I wrote this poem almost a year ago, just after a terrible, daylong snowstorm swept through New England and I learned of its aftermath. Between the heavy snow and winds, Massachusetts and Rhode Island were battered. I scratched out sentences that evening. It was a hard poem to write because it’s a mother’s response to two different, yet interconnected, tragic events. I sent it out prematurely, I knew it wasn’t ready, and it was rejected by a few literary journals. Harder it was to cut—and I knew it was necessary as it was too long—but with feedback from a few good and faithful writer friends who read it, I was able to slash it nearly in half. And once done, I sent it directly to Literary Mama, because I couldn’t think of a more perfect home for it. I’m so glad they chose to keep it.

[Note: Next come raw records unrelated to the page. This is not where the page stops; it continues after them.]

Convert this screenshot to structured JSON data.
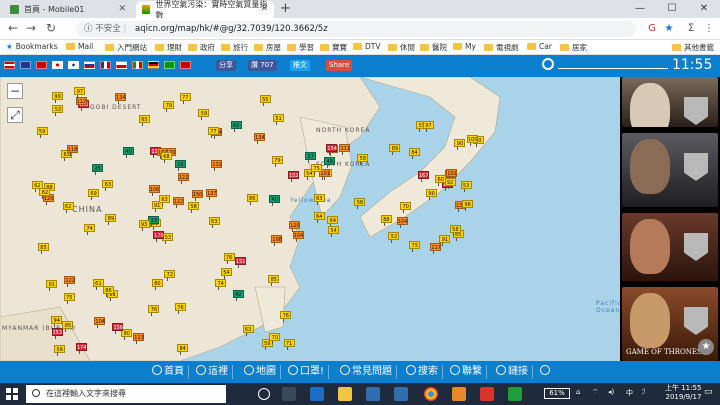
{
  "tabs": [
    {
      "title": "首頁 - Mobile01",
      "active": false
    },
    {
      "title": "世界空氣污染：實時空氣質量指數",
      "active": true
    }
  ],
  "address": {
    "security": "不安全",
    "url": "aqicn.org/map/hk/#@g/32.7039/120.3662/5z"
  },
  "bookmarks": [
    "Bookmarks",
    "Mail",
    "入門網站",
    "理財",
    "政府",
    "旅行",
    "房屋",
    "學習",
    "寶寶",
    "DTV",
    "休閒",
    "醫院",
    "My",
    "電視劇",
    "Car",
    "居家",
    "其他書籤"
  ],
  "sitebar": {
    "share1": "分享",
    "share2": "讚 707",
    "share3": "推文",
    "share4": "Share",
    "time": "11:55"
  },
  "map_labels": {
    "gobi": "GOBI DESERT",
    "china": "CHINA",
    "nkorea": "NORTH KOREA",
    "skorea": "SOUTH KOREA",
    "yellowsea": "Yellow Sea",
    "pacific": "Pacific Ocean",
    "myanmar": "MYANMAR (BURMA)"
  },
  "aqi_markers": [
    "53",
    "63",
    "81",
    "94",
    "105",
    "99",
    "111",
    "120",
    "144",
    "186",
    "163",
    "71",
    "62",
    "58",
    "90",
    "132",
    "174",
    "158",
    "122",
    "104",
    "93",
    "153",
    "104",
    "107",
    "101",
    "151",
    "118",
    "101",
    "120",
    "137",
    "152",
    "33",
    "76",
    "91",
    "84",
    "42",
    "86",
    "59",
    "76",
    "96",
    "77",
    "101",
    "69",
    "74",
    "75",
    "62",
    "58",
    "59",
    "64",
    "92",
    "75",
    "79",
    "59",
    "54",
    "85",
    "64",
    "112",
    "99",
    "76",
    "90",
    "79",
    "89",
    "54",
    "25",
    "100",
    "97",
    "59",
    "65",
    "63",
    "88",
    "80",
    "90",
    "76",
    "63",
    "52",
    "53",
    "75",
    "85",
    "106",
    "91",
    "122",
    "85",
    "63",
    "58",
    "117",
    "40",
    "72",
    "63",
    "84",
    "58",
    "154",
    "104",
    "137",
    "42",
    "60",
    "85",
    "88",
    "54",
    "77",
    "90",
    "74",
    "134",
    "120",
    "82",
    "70",
    "61",
    "156",
    "150",
    "134",
    "167",
    "108",
    "37",
    "68",
    "93",
    "59",
    "81",
    "170",
    "51",
    "49",
    "97",
    "122",
    "55",
    "25",
    "40",
    "53",
    "63",
    "70",
    "113",
    "86",
    "89"
  ],
  "ads": [
    {
      "name": "Daenerys card"
    },
    {
      "name": "Jon Snow card"
    },
    {
      "name": "Sansa card"
    },
    {
      "name": "Jaime card",
      "caption": "GAME OF THRONES"
    }
  ],
  "bottomnav": [
    "首頁",
    "這裡",
    "地圖",
    "口罩!",
    "常見問題",
    "搜索",
    "聯繫",
    "鏈接"
  ],
  "taskbar": {
    "search": "在這裡輸入文字來搜尋",
    "battery": "61%",
    "time": "上午 11:55",
    "date": "2019/9/17"
  }
}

Pearls fell from the sky that day, painted the windows
opalescent, drifted against the front door. Tired
woodland hit silently the snow, and geese
honked overhead in the quiet spaces of a
cloud. In the Northeast, familiar is the weight of
winter. Power soon was lost, cars spun out on roads,
and the trees, the great pines of Canton, as day wore on,
wailed and groaned with burden, and began to spill like
discordant dominoes into yards, streets, over
homes, and upon a little girl, and a father, related
only by chance, two names in the paper, hours apart.